Martin’s passenger stood up, and shouted angrily a few words in a foreign tongue, which Martin could not understand. The man ceased rowing, and turned his head, and Martin recognised him as the foreign seaman whom he had seen a little while before asleep in the drifting craft. Next moment he swung his boat round and rowed rapidly towards the entrance of the repairing yard.
A few minutes later Martin landed his passenger at the foot of the stairs. The man seemed to be in too great a hurry even to thank him. He sped up the stairs and disappeared.
“I’ll have a little rest before I go back,” thought Martin.
He tied up the boat and strolled along by the edge of the repairing dock.

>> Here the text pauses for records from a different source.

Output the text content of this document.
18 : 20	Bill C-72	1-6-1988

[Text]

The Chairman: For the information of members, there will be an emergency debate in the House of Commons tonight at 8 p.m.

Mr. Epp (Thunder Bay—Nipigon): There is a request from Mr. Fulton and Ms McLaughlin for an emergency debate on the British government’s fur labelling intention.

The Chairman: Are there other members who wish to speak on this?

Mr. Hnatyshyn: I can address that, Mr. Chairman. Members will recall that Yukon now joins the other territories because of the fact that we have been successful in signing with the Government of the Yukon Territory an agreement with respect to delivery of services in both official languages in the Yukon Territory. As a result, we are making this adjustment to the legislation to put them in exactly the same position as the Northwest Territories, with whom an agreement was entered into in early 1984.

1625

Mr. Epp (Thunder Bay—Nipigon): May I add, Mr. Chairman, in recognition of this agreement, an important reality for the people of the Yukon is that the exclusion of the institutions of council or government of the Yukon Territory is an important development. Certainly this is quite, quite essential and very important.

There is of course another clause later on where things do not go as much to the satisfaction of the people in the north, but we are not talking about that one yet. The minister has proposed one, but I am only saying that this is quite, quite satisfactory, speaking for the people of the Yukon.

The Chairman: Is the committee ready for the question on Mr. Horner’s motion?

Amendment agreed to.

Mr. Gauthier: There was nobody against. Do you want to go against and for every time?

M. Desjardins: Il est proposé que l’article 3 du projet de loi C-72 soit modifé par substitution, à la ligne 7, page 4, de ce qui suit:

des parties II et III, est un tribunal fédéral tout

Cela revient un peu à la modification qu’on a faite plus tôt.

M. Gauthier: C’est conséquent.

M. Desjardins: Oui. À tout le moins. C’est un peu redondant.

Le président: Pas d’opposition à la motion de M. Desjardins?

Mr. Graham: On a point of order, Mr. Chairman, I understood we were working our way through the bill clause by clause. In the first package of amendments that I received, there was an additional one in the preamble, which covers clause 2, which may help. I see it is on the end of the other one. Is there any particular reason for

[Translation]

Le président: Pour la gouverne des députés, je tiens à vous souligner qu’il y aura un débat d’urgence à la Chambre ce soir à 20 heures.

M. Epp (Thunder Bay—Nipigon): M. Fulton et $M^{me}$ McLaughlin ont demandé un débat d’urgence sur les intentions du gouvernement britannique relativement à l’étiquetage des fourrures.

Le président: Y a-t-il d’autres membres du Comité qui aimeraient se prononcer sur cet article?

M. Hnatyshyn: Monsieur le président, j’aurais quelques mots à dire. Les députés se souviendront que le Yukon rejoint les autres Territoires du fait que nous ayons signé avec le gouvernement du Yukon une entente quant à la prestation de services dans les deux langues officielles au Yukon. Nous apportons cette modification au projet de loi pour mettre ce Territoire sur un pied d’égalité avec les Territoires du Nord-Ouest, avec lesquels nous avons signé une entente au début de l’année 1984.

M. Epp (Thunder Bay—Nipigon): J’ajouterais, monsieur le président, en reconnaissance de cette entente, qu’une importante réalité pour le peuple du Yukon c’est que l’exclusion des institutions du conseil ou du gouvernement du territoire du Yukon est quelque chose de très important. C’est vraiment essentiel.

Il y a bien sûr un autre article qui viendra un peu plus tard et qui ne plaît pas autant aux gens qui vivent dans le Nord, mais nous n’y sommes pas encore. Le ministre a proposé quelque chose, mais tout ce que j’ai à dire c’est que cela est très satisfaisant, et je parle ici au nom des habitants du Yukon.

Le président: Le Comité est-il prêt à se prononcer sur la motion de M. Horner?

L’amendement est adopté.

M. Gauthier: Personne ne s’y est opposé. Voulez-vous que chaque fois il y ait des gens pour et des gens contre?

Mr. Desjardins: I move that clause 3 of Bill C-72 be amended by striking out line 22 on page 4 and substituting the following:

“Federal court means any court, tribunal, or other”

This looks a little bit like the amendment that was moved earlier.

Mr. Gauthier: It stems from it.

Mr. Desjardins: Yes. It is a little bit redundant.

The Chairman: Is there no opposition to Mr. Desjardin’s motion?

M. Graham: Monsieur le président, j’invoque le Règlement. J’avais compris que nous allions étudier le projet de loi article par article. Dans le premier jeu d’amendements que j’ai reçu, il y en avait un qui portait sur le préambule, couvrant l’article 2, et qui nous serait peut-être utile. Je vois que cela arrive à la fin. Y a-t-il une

Only one vessel lay there, a three-master brig without her mainmast, and it flashed into Martin’s memory that the waterman had told him of a Portugal ship that had come in for repairs.
“Is that a Portugal vessel?” he asked a man who was lounging near by.
“Ay, Portugal she is,” was the reply. “Dismasted by a Frenchman in the Channel. She’s not so foreign-looking as some Portugal ships I’ve seen, but her crew—why, bless your life, they’re as pretty a set of cut-throats as you’ve ever set eyes on.”
CHAPTER THE SEVENTH
A BLOW IN THE DARK
Martin found himself to be taking a rather unusual interest in this Portugal ship. It was impossible in the dusk to see her lines clearly; indeed, she was lying so low in the dock that even in the daylight one could not have obtained a good view of her. And the shipwrights’ work being over for the day, there was nothing going on upon her deck.